The following command enters this geojson data into the database you created:

mongoimport --db SomeDatabase -c SomeCollection --file "file_name.geojson" --jsonArray
  • –db SomeDatabase specifies the database which will be created or used
  • -c SomeCollection creates or uses a collection by the name of “SomeCollection”
  • –file specifies the file which is already in the geojson format
  • –jsonArray means that the features are already in a json array []

Setup

We will now try to get our hands dirty with some practical examples. But first we have to set up the environment.

Install MongoDB

You can download the database server from their official download page. Once it has downloaded, you can click on the file to run it and follow the instructions.

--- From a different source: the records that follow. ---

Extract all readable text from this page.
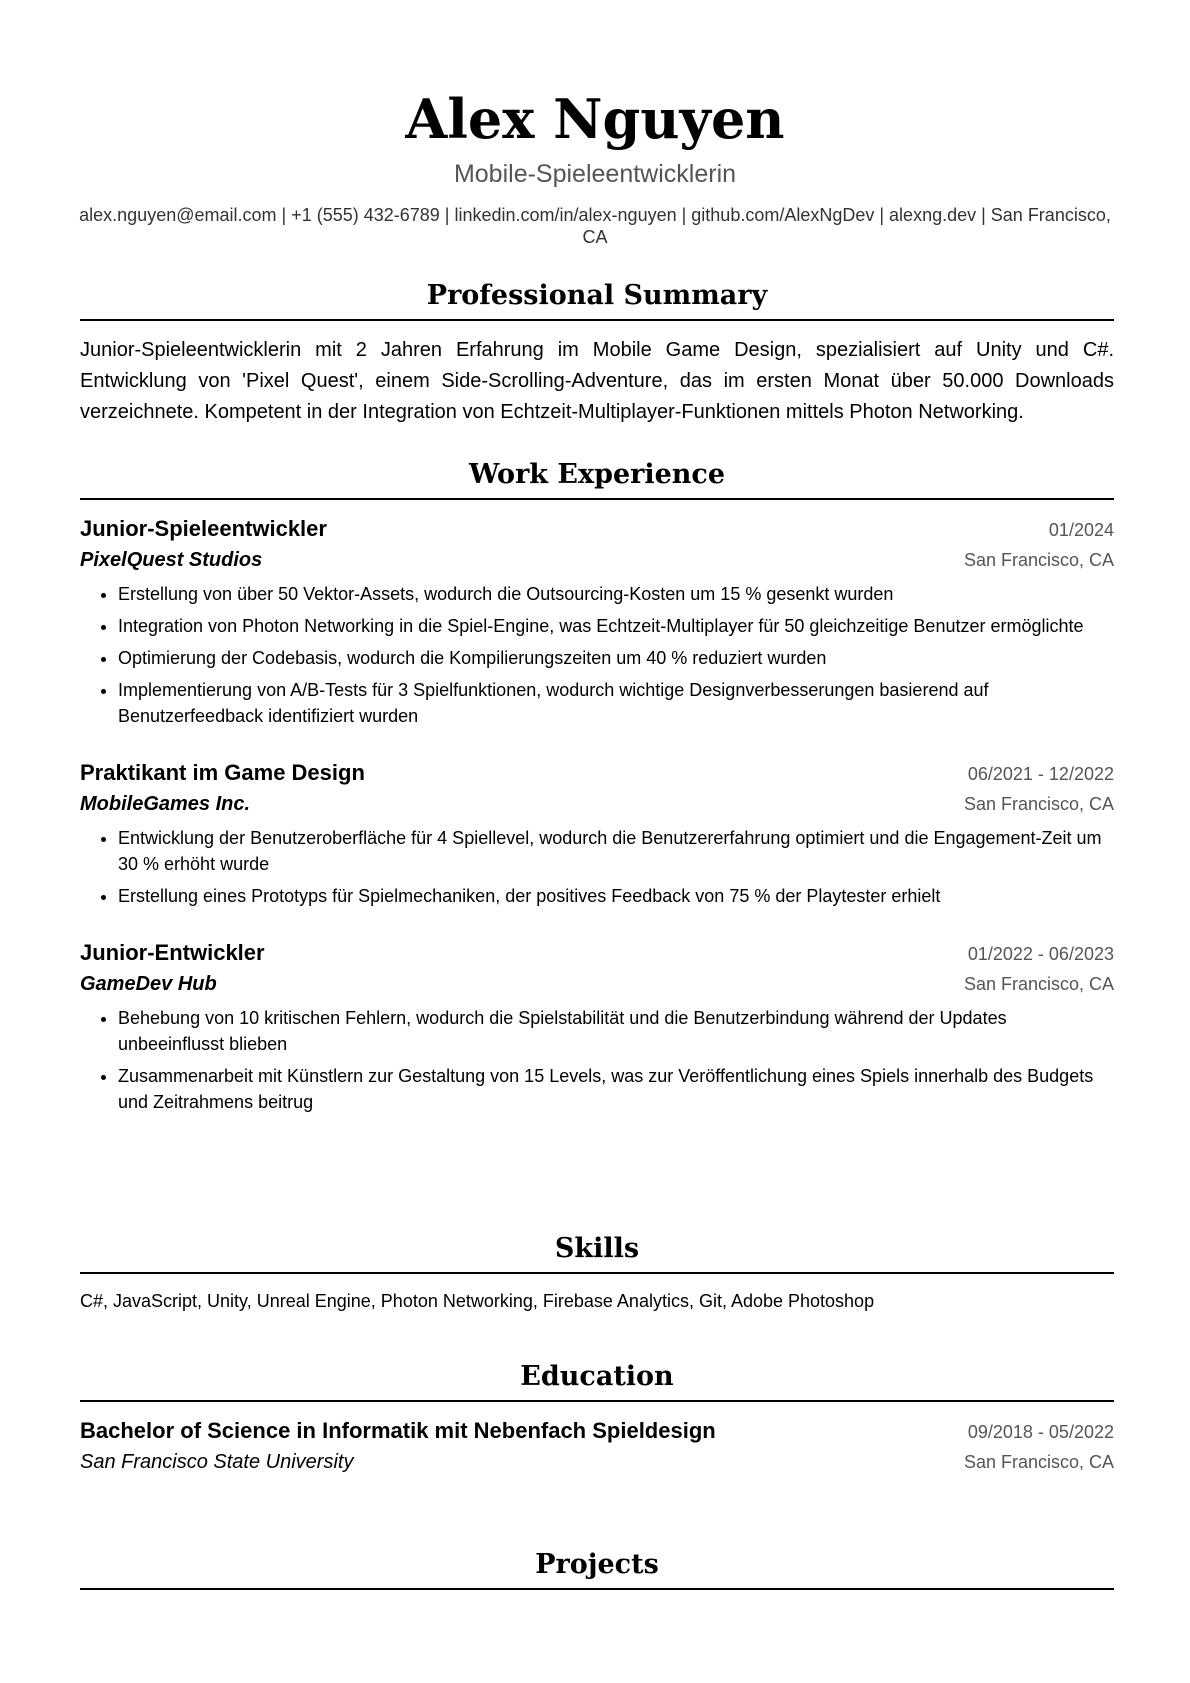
Alex Nguyen
Mobile-Spieleentwicklerin
alex.nguyen@email.com | +1 (555) 432-6789 | linkedin.com/in/alex-nguyen | github.com/AlexNgDev | alexng.dev | San Francisco, CA
Professional Summary
Junior-Spieleentwicklerin mit 2 Jahren Erfahrung im Mobile Game Design, spezialisiert auf Unity und C#. Entwicklung von 'Pixel Quest', einem Side-Scrolling-Adventure, das im ersten Monat über 50.000 Downloads verzeichnete. Kompetent in der Integration von Echtzeit-Multiplayer-Funktionen mittels Photon Networking.
Work Experience
Junior-Spieleentwickler	01/2024
PixelQuest Studios	San Francisco, CA
• Erstellung von über 50 Vektor-Assets, wodurch die Outsourcing-Kosten um 15 % gesenkt wurden
• Integration von Photon Networking in die Spiel-Engine, was Echtzeit-Multiplayer für 50 gleichzeitige Benutzer ermöglichte
• Optimierung der Codebasis, wodurch die Kompilierungszeiten um 40 % reduziert wurden
• Implementierung von A/B-Tests für 3 Spielfunktionen, wodurch wichtige Designverbesserungen basierend auf Benutzerfeedback identifiziert wurden
Praktikant im Game Design	06/2021 - 12/2022
MobileGames Inc.	San Francisco, CA
• Entwicklung der Benutzeroberfläche für 4 Spiellevel, wodurch die Benutzererfahrung optimiert und die Engagement-Zeit um 30 % erhöht wurde
• Erstellung eines Prototyps für Spielmechaniken, der positives Feedback von 75 % der Playtester erhielt
Junior-Entwickler	01/2022 - 06/2023
GameDev Hub	San Francisco, CA
• Behebung von 10 kritischen Fehlern, wodurch die Spielstabilität und die Benutzerbindung während der Updates unbeeinflusst blieben
• Zusammenarbeit mit Künstlern zur Gestaltung von 15 Levels, was zur Veröffentlichung eines Spiels innerhalb des Budgets und Zeitrahmens beitrug
Skills
C#, JavaScript, Unity, Unreal Engine, Photon Networking, Firebase Analytics, Git, Adobe Photoshop
Education
Bachelor of Science in Informatik mit Nebenfach Spieldesign	09/2018 - 05/2022
San Francisco State University	San Francisco, CA
Projects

The file installs two different things. The first is the database server.This is the program which works with the actual data and the actual JSON files. This is the software which does all the indexing and searching of data.

The second software which was installed is called MongoDB Compass. This is a “client” which is used to connect to the database and display the data which is within the database in a nice way.

When prompted to connect to a database, keep everything as it is, and just click on connect. The following screen should appear.

Creating Data

Now that you have everything installed, you can create your first database by clicking on the bottom left “+” sign.

Then enter the name of your database as well the first collection of objects and click create database.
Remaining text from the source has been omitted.